The musical, which includes a book by Marco Ramirez, had its premiere downtown at the Atlantic Theater Company in 2023, to generally positive notices. The Broadway production, once again helmed by Saheem Ali, with choreography by Patricia Delgado and Justin Peck — the latter a two-time Tony Award winner, most recently for last season’s transcendent “Illinoise” — introduces a few new cast members, and offers an even more substantial infusion of sheer joy.
The bigger rush may be due in part to the new venue: Where the Atlantic’s smaller space provided a lovely intimacy, the Gerald Schoenfeld Theatre allows the lavishly gifted performers in Mr. Ali’s company room to spread their wings and soar. At a recent preview, a packed house arrived clearly ready for a party, greeting the musicians — who take center stage at certain points and remain prominent throughout the production — with boisterous cheering.

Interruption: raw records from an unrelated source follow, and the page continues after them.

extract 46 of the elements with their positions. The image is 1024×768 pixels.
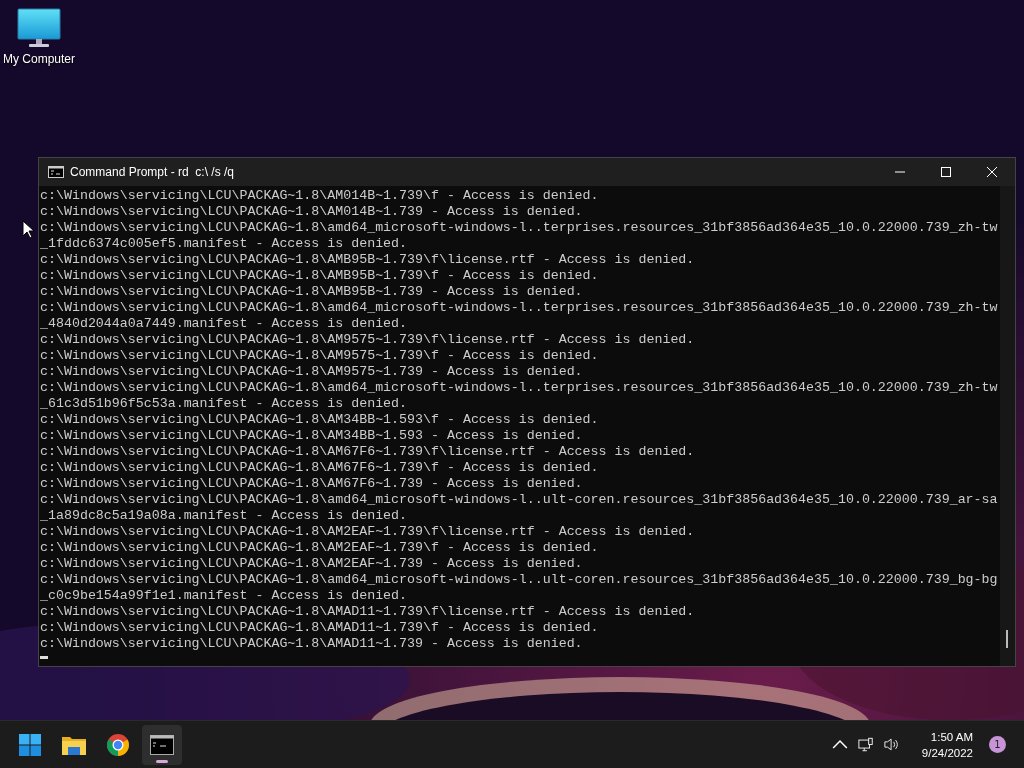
console-line: c:\Windows\servicing\LCU\PACKAG~1.8\AM2EAF~1.739 - Access is denied.	[40, 556, 584, 572]
windows-logo-icon	[18, 732, 42, 757]
console-line: c:\Windows\servicing\LCU\PACKAG~1.8\AMAD11~1.739 - Access is denied.	[40, 636, 584, 652]
console-line: c:\Windows\servicing\LCU\PACKAG~1.8\amd64_microsoft-windows-l..terprises.resources_31bf3856ad364e35_10.0.22000.739_zh-tw	[40, 220, 999, 236]
network-icon[interactable]	[857, 737, 874, 752]
console-line: _4840d2044a0a7449.manifest - Access is denied.	[40, 316, 409, 332]
console-line: c:\Windows\servicing\LCU\PACKAG~1.8\AM9575~1.739 - Access is denied.	[40, 364, 584, 380]
console-line: c:\Windows\servicing\LCU\PACKAG~1.8\AM9575~1.739\f\license.rtf - Access is denied.	[40, 332, 696, 348]
console-line: c:\Windows\servicing\LCU\PACKAG~1.8\AM67F6~1.739 - Access is denied.	[40, 476, 584, 492]
console-line: c:\Windows\servicing\LCU\PACKAG~1.8\amd64_microsoft-windows-l..ult-coren.resources_31bf3856ad364e35_10.0.22000.739_ar-sa	[40, 492, 999, 508]
console-line: c:\Windows\servicing\LCU\PACKAG~1.8\AM2EAF~1.739\f - Access is denied.	[40, 540, 600, 556]
maximize-icon	[941, 167, 951, 177]
console-icon[interactable]	[142, 724, 182, 765]
window-title: Command Prompt - rd c:\ /s /q	[70, 165, 235, 179]
clock-time: 1:50 AM	[930, 729, 973, 745]
console-line: c:\Windows\servicing\LCU\PACKAG~1.8\AMB95B~1.739\f - Access is denied.	[40, 268, 600, 284]
console-line: _61c3d51b96f5c53a.manifest - Access is denied.	[40, 396, 409, 412]
clock-date: 9/24/2022	[921, 745, 973, 761]
console-line: c:\Windows\servicing\LCU\PACKAG~1.8\AM67F6~1.739\f\license.rtf - Access is denied.	[40, 444, 696, 460]
console-line: _c0c9be154a99f1e1.manifest - Access is denied.	[40, 588, 409, 604]
console-line: _1fddc6374c005ef5.manifest - Access is denied.	[40, 236, 409, 252]
console-line: c:\Windows\servicing\LCU\PACKAG~1.8\AM67F6~1.739\f - Access is denied.	[40, 460, 600, 476]
console-line: c:\Windows\servicing\LCU\PACKAG~1.8\AMB95B~1.739\f\license.rtf - Access is denied.	[40, 252, 696, 268]
console-icon	[48, 166, 64, 178]
console-line: c:\Windows\servicing\LCU\PACKAG~1.8\AMAD11~1.739\f - Access is denied.	[40, 620, 600, 636]
close-icon	[987, 167, 997, 177]
console-line: c:\Windows\servicing\LCU\PACKAG~1.8\AM2EAF~1.739\f\license.rtf - Access is denied.	[40, 524, 696, 540]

and Román Diaz. Matthew Murphy
Mr. Ramirez’s book has also, like other elements of the staging, been tweaked, so it seems a bit tighter and less obvious. The story still follows singers Omara Portuondo and Ibrahim Ferrer, guitarist Compay Segundo, and pianist Rubén González — all named after key participants in the real-life Buena Vista Social Club — as young artists and then later in life, as they deal with the consequences of both personal decisions and political upheaval.
The action is propelled and enhanced by buoyant, soulful musical numbers, ranging from Latin classics to tunes by Messrs. Ferrer and Segundo. Players include Leonardo Reyna, an award-winning recording artist who’s also charming as a young Rubén, and Renisito Avich, whose sometimes showy noodling on the tres, a Cuban stringed instrument, was a big crowd-pleaser when I attended.
Mr. Peck and Ms. Delgado, a Cuban-American ballerina, also remain valuable contributors. The married couple, who worked together on Steven Spielberg’s screen adaptation of “West Side Story” — she was his associate choreographer — once again draw on classical dance to bring a fluid, charging theatricality to their routines. The dancers are clearly as energized by the material as the band members are, and likewise add both individual character and an infectiously playful camaraderie.
For me, though, it’s the singing that truly distinguishes “Buena Vista” from many other contemporary musicals, in which performers are too often encouraged to ape the ostentatious antics rampant in modern pop music. When Natalie Venetia Belcon and Isa Antonetti, who respectively play Omara as a mature woman and an ingénue, lift their richly textured voices in song, you feel the emotion in every lyric, unfettered by unnecessary pyrotechnics — even if you don’t speak a word of Spanish.
The same can be said for the actors playing Ibrahim, Mel Semé, and young Wesley Wray, whose dance moves are as graceful as his achingly pure tenor. Julio Monge, as the older Compay, is another standout, providing jocular comic relief and occasionally playing it straight, as when his character warns Omara, “Sometimes these old songs … they kick up old feelings.”
If “Buena Vista Social Club” can wax sentimental at times, the feelings it captures all ring true, and the entertainment it provides is as uplifting as anything you’ll see on Broadway this season.